IHU On-Line - Vê possibilidade de ocorrerem novas manifestações, como as de Junho de 2013, na atual conjuntura? Qual é o legado de Junho de 2013?

Murilo Duarte Costa Corrêa - Um evento como Junho é impossível de prever. Nas primeiras noites de manifestações do Movimento Passe Livre - MPL — catalisador involuntário de Junho —, ninguém, nem mesmo o MPL, podia acreditar na proporção que o acontecimento Junho tomaria. A conjuntura atual, porém, não é propícia. Se pensarmos no curtíssimo prazo (semanas, meses), temos um ciclo epidêmico pela frente, cuja maior fortuna talvez seja nos forçar a repensar as condições biopolíticas do nosso ethos. Isto é, as nossas relações com nós mesmos e com a nossa solidão (nossa Innenwelt), com os nossos iguais, humanos e inumanos, e com o meio ambiente que nos cerca (a Umwelt em que estamos integrados), nosso papel na composição geral do trabalho biopolítico, a distribuição desigual do acesso aos territórios etc. A conjuntura de mais longa duração, ninguém pode prever. A América Latina começa a conhecer um horizonte de lutas biopolíticas pulverizadas que talvez preparem, à sua maneira, novos focos de intensificação democrática, mas isso permanece em aberto e, em larga medida, os governos de esquerda dos últimos vinte anos talharam boa parte das ferramentas repressivas que poderão ser utilizadas contra esses futuros levantes. É em parte isso que Alexandre Mendes e eu nos esforçamos por situar em um trabalho ainda a ser publicado (“Amérique du Sud: entre resistance biopolitique et stabilisation répressive”, L’Irascible, no prelo).

Brasil pós-Junho de 2013

De 2014 para cá, com a eleição de Dilma, com seu impeachment, com as intervenções militares do governo Temer, com as descobertas aterradoras, por meios judiciais não menos aterradores, da Lava Jato, e com o governo Bolsonaro, vivemos um processo em que a multiplicidade anárquica de Junho foi reconduzida às discussões palacianas e aos arranjos liberais-representativos.
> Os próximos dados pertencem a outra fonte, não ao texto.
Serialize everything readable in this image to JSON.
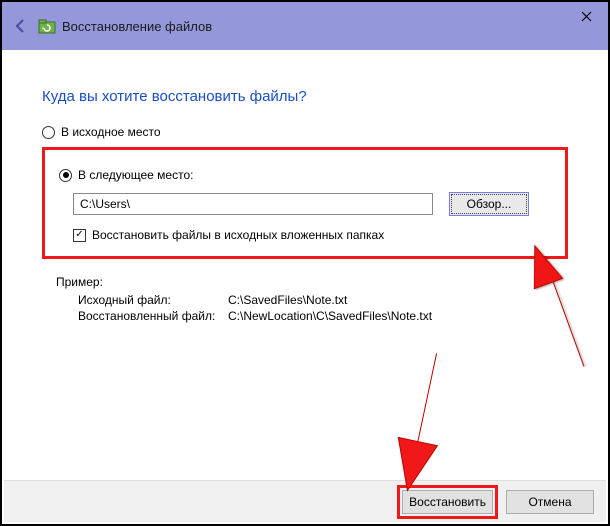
{
  "titlebar": {
    "title": "Восстановление файлов"
  },
  "heading": "Куда вы хотите восстановить файлы?",
  "radio": {
    "original": "В исходное место",
    "following": "В следующее место:"
  },
  "path_value": "C:\\Users\\",
  "browse_label": "Обзор...",
  "checkbox_label": "Восстановить файлы в исходных вложенных папках",
  "example": {
    "title": "Пример:",
    "row1_label": "Исходный файл:",
    "row1_value": "C:\\SavedFiles\\Note.txt",
    "row2_label": "Восстановленный файл:",
    "row2_value": "C:\\NewLocation\\C\\SavedFiles\\Note.txt"
  },
  "footer": {
    "restore": "Восстановить",
    "cancel": "Отмена"
  }
}
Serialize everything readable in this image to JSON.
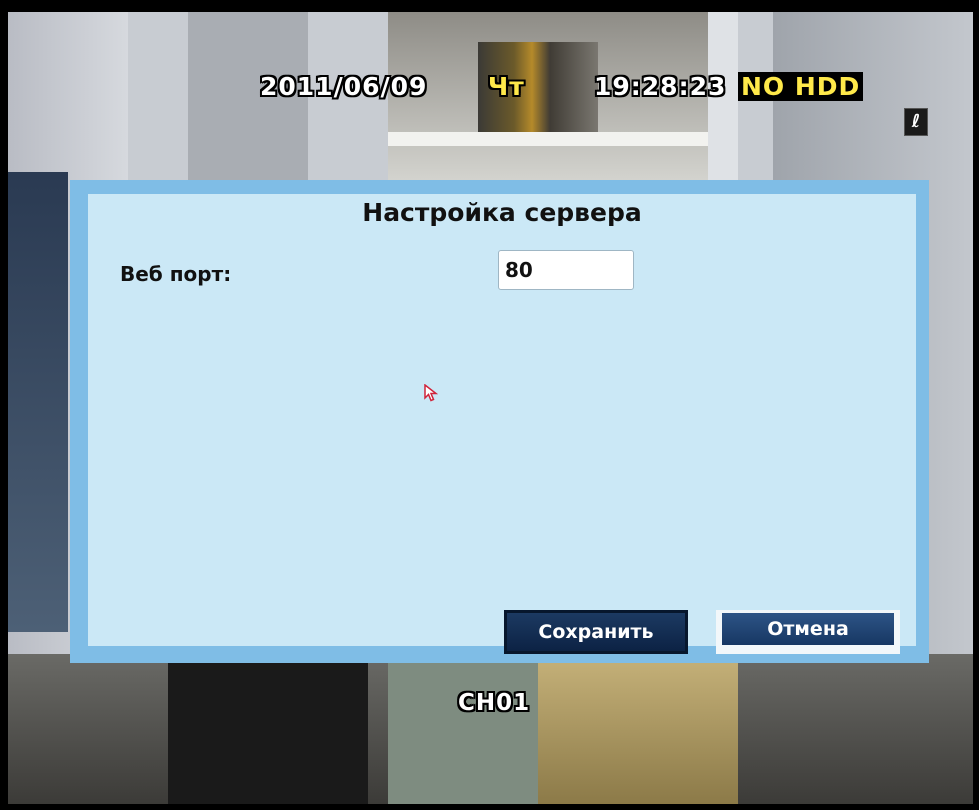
{
  "osd": {
    "date": "2011/06/09",
    "day": "Чт",
    "time": "19:28:23",
    "hdd_status": "NO HDD",
    "channel": "CH01",
    "status_icon": "ℓ"
  },
  "dialog": {
    "title": "Настройка сервера",
    "web_port_label": "Веб порт:",
    "web_port_value": "80",
    "save_label": "Сохранить",
    "cancel_label": "Отмена"
  },
  "colors": {
    "dialog_frame": "#7fbde6",
    "dialog_body": "#cbe8f6",
    "button": "#173763",
    "osd_yellow": "#ffe94a"
  }
}
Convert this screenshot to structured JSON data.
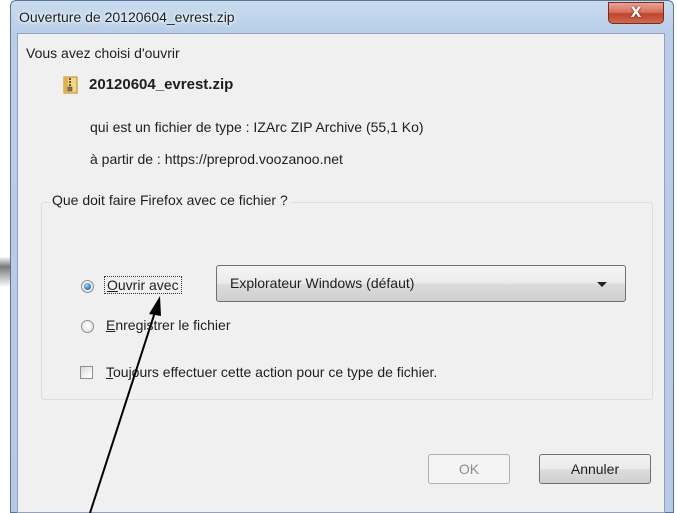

Voltamos a pensar e a fazer a política “por cima”, quando Junho exigiu pela primeira vez em muito anos, e com força, que ela fosse feita “por baixo”.

No Brasil pós-Junho, tudo se passa como se os palácios agora fundassem as ruas; a representação fundasse a democracia; a governabilidade fosse a condição necessária para qualquer mudança estrutural, na louca lógica da restauração suprapartidária que se seguiu a Junho e penetrou boa parte da sensibilidade social, que tanto as esquerdas quanto as direitas não cessaram de massacrar com suas políticas de pacificação policial, restauração ideológica e unificação patriótica.

Junho foi uma política do Fora absoluto, das maltas selvagens, o experimento de um desejo social que queria tudo e não tinha modos. Por isso, Junho soou a muitos intelectuais de direita e de esquerda como um movimento antipolítico: porque Junho era um grito múltiplo de retomada da esfera do político pela esfera do social. Isto é, uma experimentação da sociedade contra o Estado, das multiplicidades contra o Um. O que Junho deixa em aberto — como um vulcão deixa atrás de si uma fenda através da qual ainda respira — é um conjunto de brechas democráticas para um modo de vida absolutamente outro. No processo de pulverização das esquerdas, deveríamos prestar mais atenção às lutas que ela multiplica e pulveriza, e aos modos de vida possíveis com que as lutas experimentam, do que às elites políticas de esquerda cujo destino parece ser voltar ao pó.